GHQ焚書図書開封第129回
-200年に及ぶイギリスの介入による支那の崩壊-
支那大陸の黒船来航は、1635年のイギリス船4隻によるウェッデルの寄航であった。それまでは、葡萄牙(ポルトガル)が澳門(マカオ)での交易により独占的利益を得ていたのである。
その後、阿蘭陀との交戦もあり、イギリス貿易が復活するのは1664年になったが、海関に関わる極端な賄賂要求にイギリス商人は悩まされることになった。

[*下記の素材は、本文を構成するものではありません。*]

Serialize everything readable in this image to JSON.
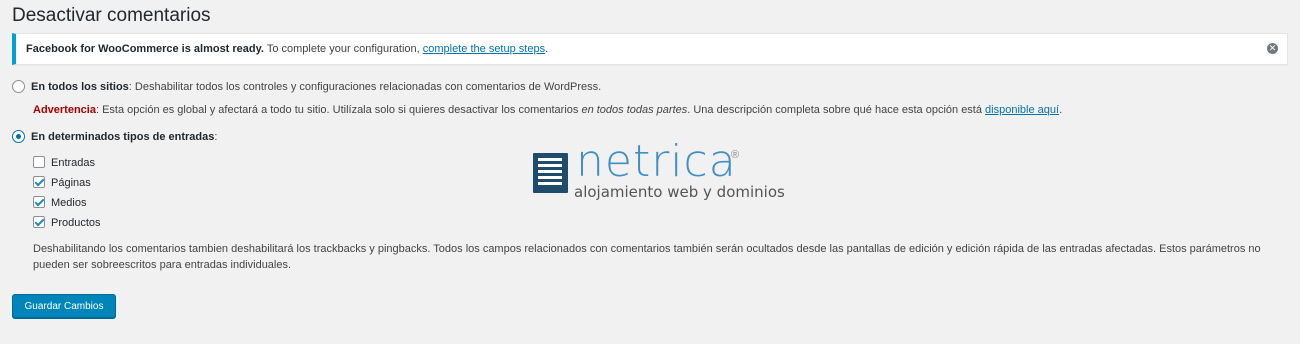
{
  "page": {
    "title": "Desactivar comentarios"
  },
  "notice": {
    "bold": "Facebook for WooCommerce is almost ready.",
    "text": " To complete your configuration, ",
    "link": "complete the setup steps",
    "end": ".",
    "dismiss_icon": "✕"
  },
  "option_all": {
    "label": "En todos los sitios",
    "desc": ": Deshabilitar todos los controles y configuraciones relacionadas con comentarios de WordPress.",
    "selected": false
  },
  "warning": {
    "label": "Advertencia",
    "text1": ": Esta opción es global y afectará a todo tu sitio. Utilízala solo si quieres desactivar los comentarios ",
    "italic": "en todos todas partes",
    "text2": ". Una descripción completa sobre qué hace esta opción está ",
    "link": "disponible aquí",
    "end": "."
  },
  "option_types": {
    "label": "En determinados tipos de entradas",
    "colon": ":",
    "selected": true
  },
  "post_types": [
    {
      "label": "Entradas",
      "checked": false
    },
    {
      "label": "Páginas",
      "checked": true
    },
    {
      "label": "Medios",
      "checked": true
    },
    {
      "label": "Productos",
      "checked": true
    }
  ],
  "description": "Deshabilitando los comentarios tambien deshabilitará los trackbacks y pingbacks. Todos los campos relacionados con comentarios también serán ocultados desde las pantallas de edición y edición rápida de las entradas afectadas. Estos parámetros no pueden ser sobreescritos para entradas individuales.",
  "save_button": "Guardar Cambios",
  "watermark": {
    "word": "netrica",
    "reg": "®",
    "tagline": "alojamiento web y dominios",
    "color": "#3e8fc6",
    "mark_color": "#1f4b6c"
  }
}
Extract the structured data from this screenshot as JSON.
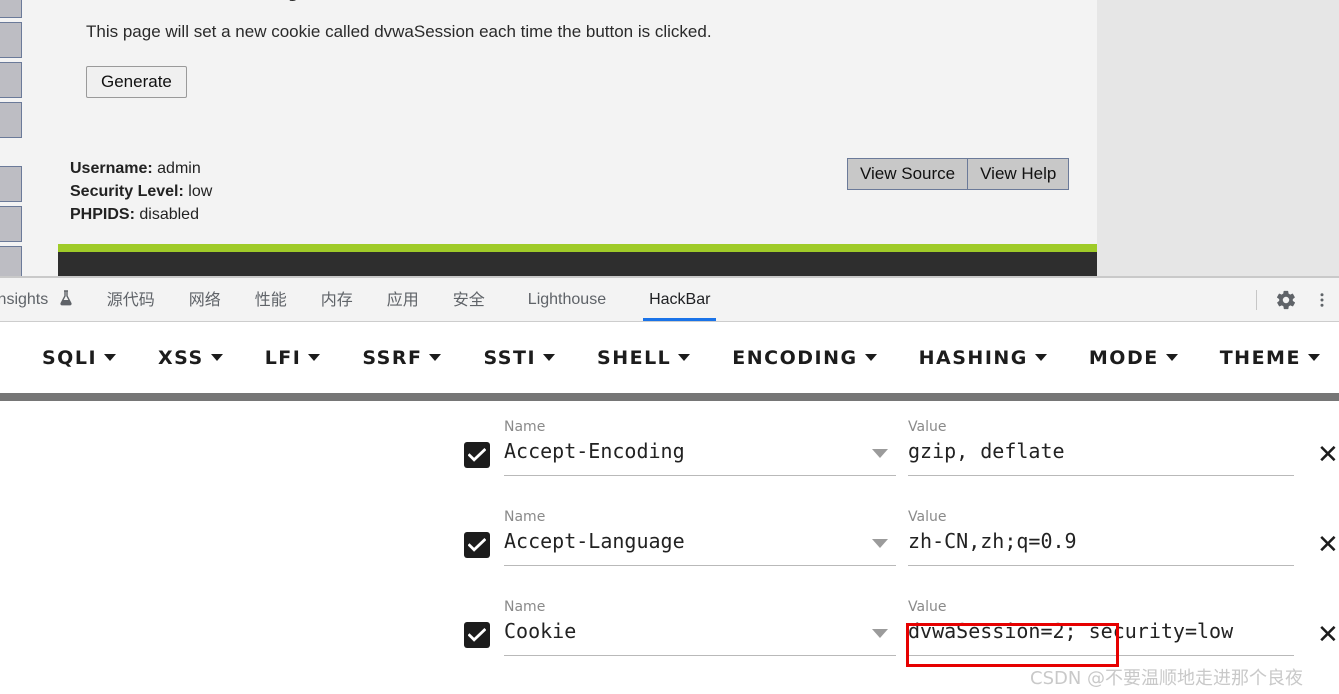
{
  "dvwa": {
    "title_fragment": "y",
    "description": "This page will set a new cookie called dvwaSession each time the button is clicked.",
    "generate_label": "Generate",
    "meta": [
      {
        "label": "Username:",
        "value": "admin"
      },
      {
        "label": "Security Level:",
        "value": "low"
      },
      {
        "label": "PHPIDS:",
        "value": "disabled"
      }
    ],
    "view_source_label": "View Source",
    "view_help_label": "View Help",
    "nav_item_count": 7,
    "accent_green": "#9fcb28",
    "footer_dark": "#2e2e2e"
  },
  "devtools": {
    "tabs": [
      {
        "label": "insights",
        "icon": "flask-icon",
        "active": false,
        "lang": "en"
      },
      {
        "label": "源代码",
        "active": false,
        "lang": "zh"
      },
      {
        "label": "网络",
        "active": false,
        "lang": "zh"
      },
      {
        "label": "性能",
        "active": false,
        "lang": "zh"
      },
      {
        "label": "内存",
        "active": false,
        "lang": "zh"
      },
      {
        "label": "应用",
        "active": false,
        "lang": "zh"
      },
      {
        "label": "安全",
        "active": false,
        "lang": "zh"
      },
      {
        "label": "Lighthouse",
        "active": false,
        "lang": "en"
      },
      {
        "label": "HackBar",
        "active": true,
        "lang": "en"
      }
    ],
    "settings_icon": "gear-icon",
    "more_icon": "more-vertical-icon",
    "active_tab_color": "#1a73e8"
  },
  "hackbar": {
    "menu": [
      {
        "label": "SQLI"
      },
      {
        "label": "XSS"
      },
      {
        "label": "LFI"
      },
      {
        "label": "SSRF"
      },
      {
        "label": "SSTI"
      },
      {
        "label": "SHELL"
      },
      {
        "label": "ENCODING"
      },
      {
        "label": "HASHING"
      },
      {
        "label": "MODE"
      },
      {
        "label": "THEME"
      }
    ],
    "name_label": "Name",
    "value_label": "Value",
    "delete_icon": "close-icon",
    "rows": [
      {
        "checked": true,
        "name": "Accept-Encoding",
        "value": "gzip, deflate"
      },
      {
        "checked": true,
        "name": "Accept-Language",
        "value": "zh-CN,zh;q=0.9"
      },
      {
        "checked": true,
        "name": "Cookie",
        "value": "dvwaSession=2; security=low"
      }
    ]
  },
  "annotation": {
    "highlight_text": "dvwaSession=2;",
    "color": "#e60000"
  },
  "watermark": {
    "text": "CSDN @不要温顺地走进那个良夜"
  }
}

貿易港広東(カントン)においては、独占的利益を侵された葡萄牙(ポルトガル)が英吉利(イギリス)の進出を妨害した。
海関税は海関監督(ホッポ)の独自裁量によって決定されており、賄賂分が圧倒的に多かった(1500両の場合、1300両は賄賂、実質の税額は200両)。1703年以降はホッポの制度がコホン(公行)制度に変わった。しかし、賄賂体質は依然として残った。

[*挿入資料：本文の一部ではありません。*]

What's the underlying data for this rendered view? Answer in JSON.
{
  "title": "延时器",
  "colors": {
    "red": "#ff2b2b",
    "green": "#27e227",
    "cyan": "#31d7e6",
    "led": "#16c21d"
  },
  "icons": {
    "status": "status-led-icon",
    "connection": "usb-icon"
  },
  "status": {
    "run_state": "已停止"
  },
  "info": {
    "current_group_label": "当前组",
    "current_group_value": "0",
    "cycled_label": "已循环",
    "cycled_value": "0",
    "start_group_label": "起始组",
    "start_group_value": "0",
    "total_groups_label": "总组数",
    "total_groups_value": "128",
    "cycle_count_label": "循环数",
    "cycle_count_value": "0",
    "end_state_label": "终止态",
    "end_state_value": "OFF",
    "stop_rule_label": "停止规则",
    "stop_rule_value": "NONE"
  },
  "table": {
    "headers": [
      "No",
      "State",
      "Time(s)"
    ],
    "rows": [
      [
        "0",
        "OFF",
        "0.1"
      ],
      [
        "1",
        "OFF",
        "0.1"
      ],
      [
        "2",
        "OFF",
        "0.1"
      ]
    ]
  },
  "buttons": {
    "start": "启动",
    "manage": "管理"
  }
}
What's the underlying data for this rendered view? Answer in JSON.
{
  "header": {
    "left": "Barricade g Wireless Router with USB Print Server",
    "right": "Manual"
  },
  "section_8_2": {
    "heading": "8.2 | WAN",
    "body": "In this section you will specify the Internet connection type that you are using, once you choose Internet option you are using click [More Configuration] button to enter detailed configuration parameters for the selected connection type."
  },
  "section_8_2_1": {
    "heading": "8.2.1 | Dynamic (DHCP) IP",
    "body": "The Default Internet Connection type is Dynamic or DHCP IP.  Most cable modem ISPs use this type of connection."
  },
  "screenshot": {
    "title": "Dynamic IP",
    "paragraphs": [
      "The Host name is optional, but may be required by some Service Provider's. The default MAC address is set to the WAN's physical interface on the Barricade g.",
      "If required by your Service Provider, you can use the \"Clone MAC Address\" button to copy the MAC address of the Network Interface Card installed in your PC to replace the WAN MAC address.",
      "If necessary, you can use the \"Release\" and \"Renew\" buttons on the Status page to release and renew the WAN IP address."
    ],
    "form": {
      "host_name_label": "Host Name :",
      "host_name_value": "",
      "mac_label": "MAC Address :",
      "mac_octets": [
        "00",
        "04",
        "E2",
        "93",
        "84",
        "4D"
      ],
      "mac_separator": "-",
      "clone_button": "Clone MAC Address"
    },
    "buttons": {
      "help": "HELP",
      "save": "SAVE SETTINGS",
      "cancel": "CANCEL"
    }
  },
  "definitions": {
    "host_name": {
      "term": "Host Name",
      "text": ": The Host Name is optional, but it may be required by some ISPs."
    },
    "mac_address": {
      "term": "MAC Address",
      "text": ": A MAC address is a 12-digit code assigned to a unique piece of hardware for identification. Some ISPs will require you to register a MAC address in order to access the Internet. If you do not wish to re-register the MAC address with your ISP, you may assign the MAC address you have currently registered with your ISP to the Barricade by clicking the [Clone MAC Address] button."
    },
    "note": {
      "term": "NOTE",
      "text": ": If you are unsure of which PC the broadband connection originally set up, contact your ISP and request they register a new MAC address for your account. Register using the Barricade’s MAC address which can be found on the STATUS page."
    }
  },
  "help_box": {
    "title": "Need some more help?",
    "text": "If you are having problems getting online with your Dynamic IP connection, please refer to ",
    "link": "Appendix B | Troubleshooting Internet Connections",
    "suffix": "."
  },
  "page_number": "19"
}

18世紀中頃になると、清国政府は排外的になり乾隆帝は禁圧令を下した。貿易港も広東と澳門(マカオ)に制限された。
その後、困った英吉利政府は、1792年、ジョージ・マカトーニー卿を派遣し、事態収拾に努めるが、乾隆帝に謁見するための「三跪九拝(三跪九叩頭)」の礼には応じなかった。そのため交渉(通商の自由、関税低減などの交渉)は決裂した。ウィリアム・アマースト大使も同じように「三跪九拝(三跪九叩頭)」に応じる気配もなかったとのことで嘉慶帝の謁見が許されなかった。
1834年にはウィリアム・ジョン・ナピールと広東総督との間にトラブルが発生し、対英ボイコットが起こった。200年に亘って英吉利と清朝は意地の張り合いを演じていたのである。ナピールの業務を継承したダヴィス・ロビンソン・エリオットの時に、とうとう堪忍袋の緒が切れ、武力によって清朝を抑えるという政策に転換した。これが、阿片戦争の原因と言われている。

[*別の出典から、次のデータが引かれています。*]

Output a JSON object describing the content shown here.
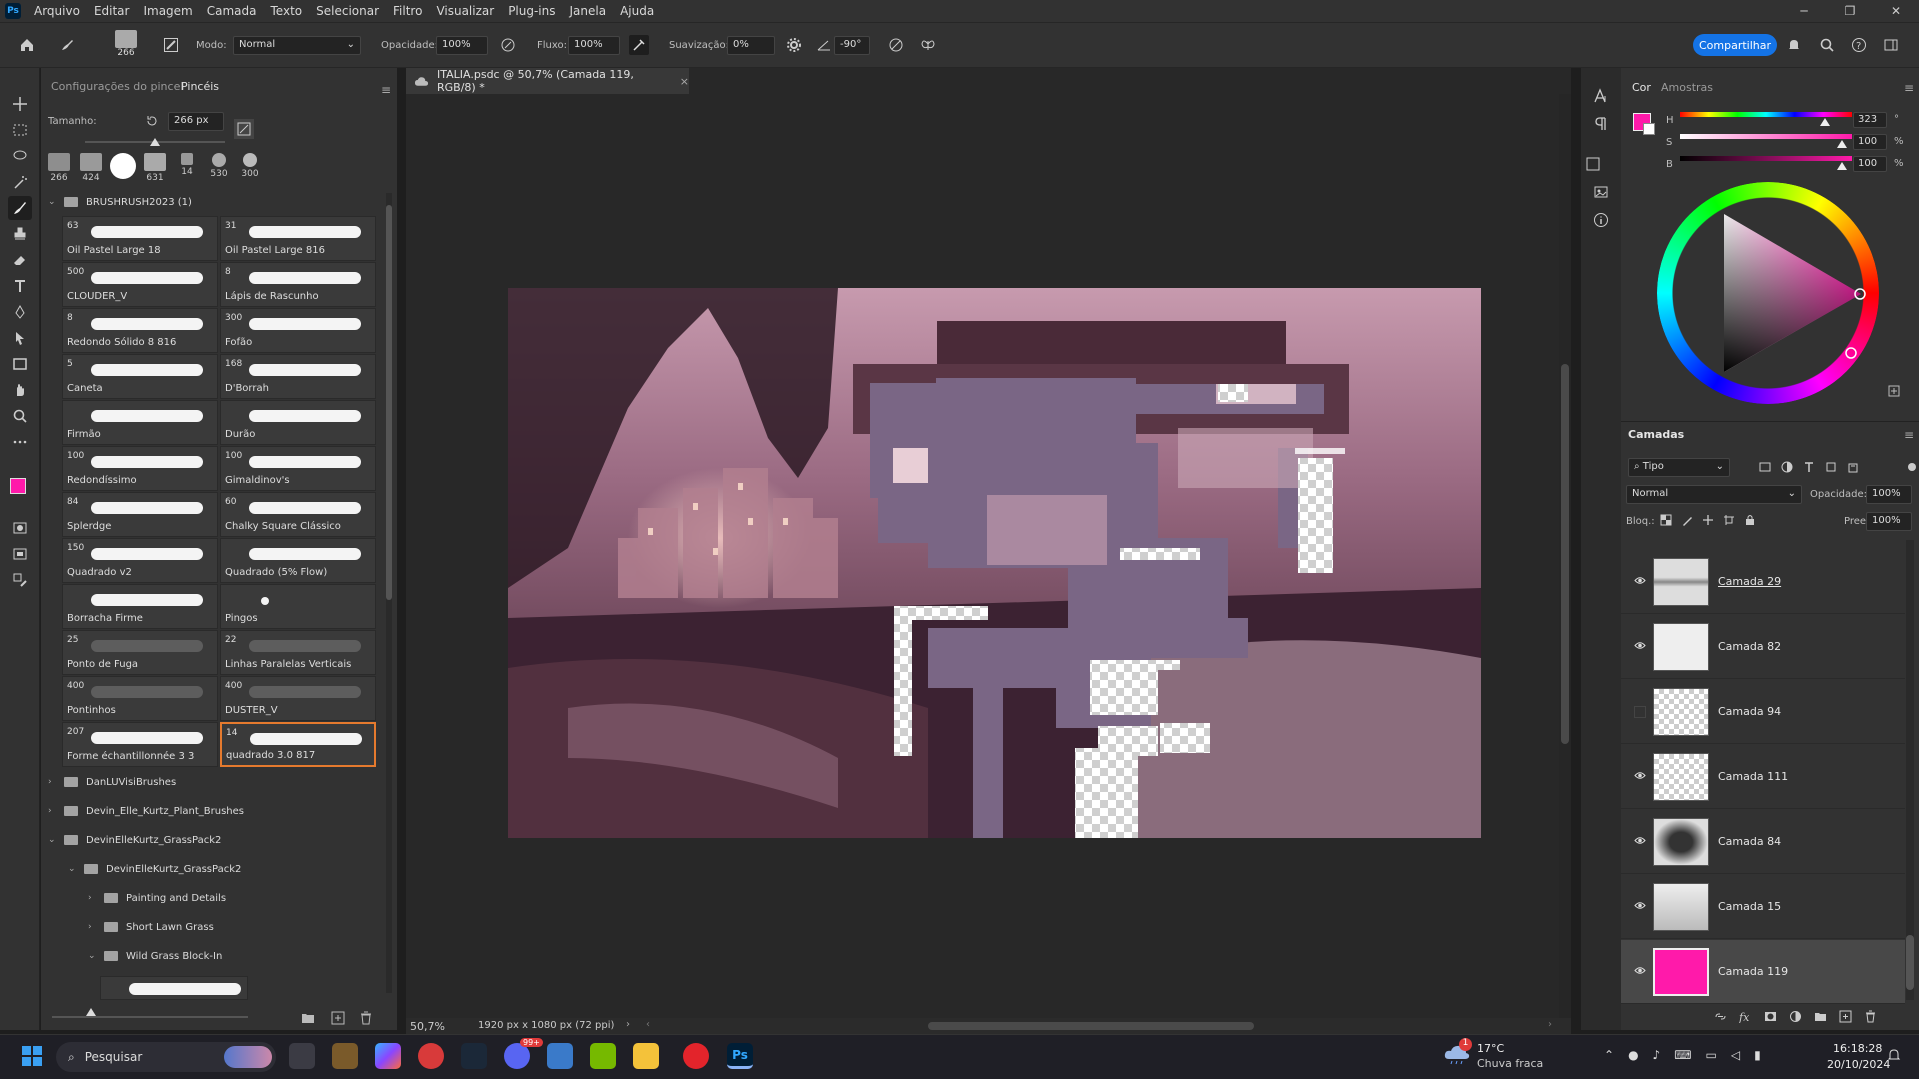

阿片戦争は林則徐の過激な禁圧によって起こされたのでなく、阿片戦争を起こすことで清朝への侵略の扉をこじ開けようとした英吉利の陰謀であった。1635年のウェッデルの来航以来200年かけて虎視眈々と侵略の時期を待っていたのである。
印度を抑えた英吉利は、ベンガル地方で阿片を栽培し、清朝へ輸出した。清朝は阿片輸入により銀が流出し、支那経済、支那人の健康が破壊されることになった。銅が下落し、物価騰貴となり豊かな支那は輸入国に転落し没落の道を辿ることになった。
嘉慶帝は、阿片の禁輸令を出し、阿片の蔓延を防止しようとしたが、支那密輸商と支那官憲と英吉利商人が結託していたため一向に治まる気配はなく、支那政府が厳しく取り締まれば、取り締まるほど賄賂による利益を求め、阿片は広まる一方であった。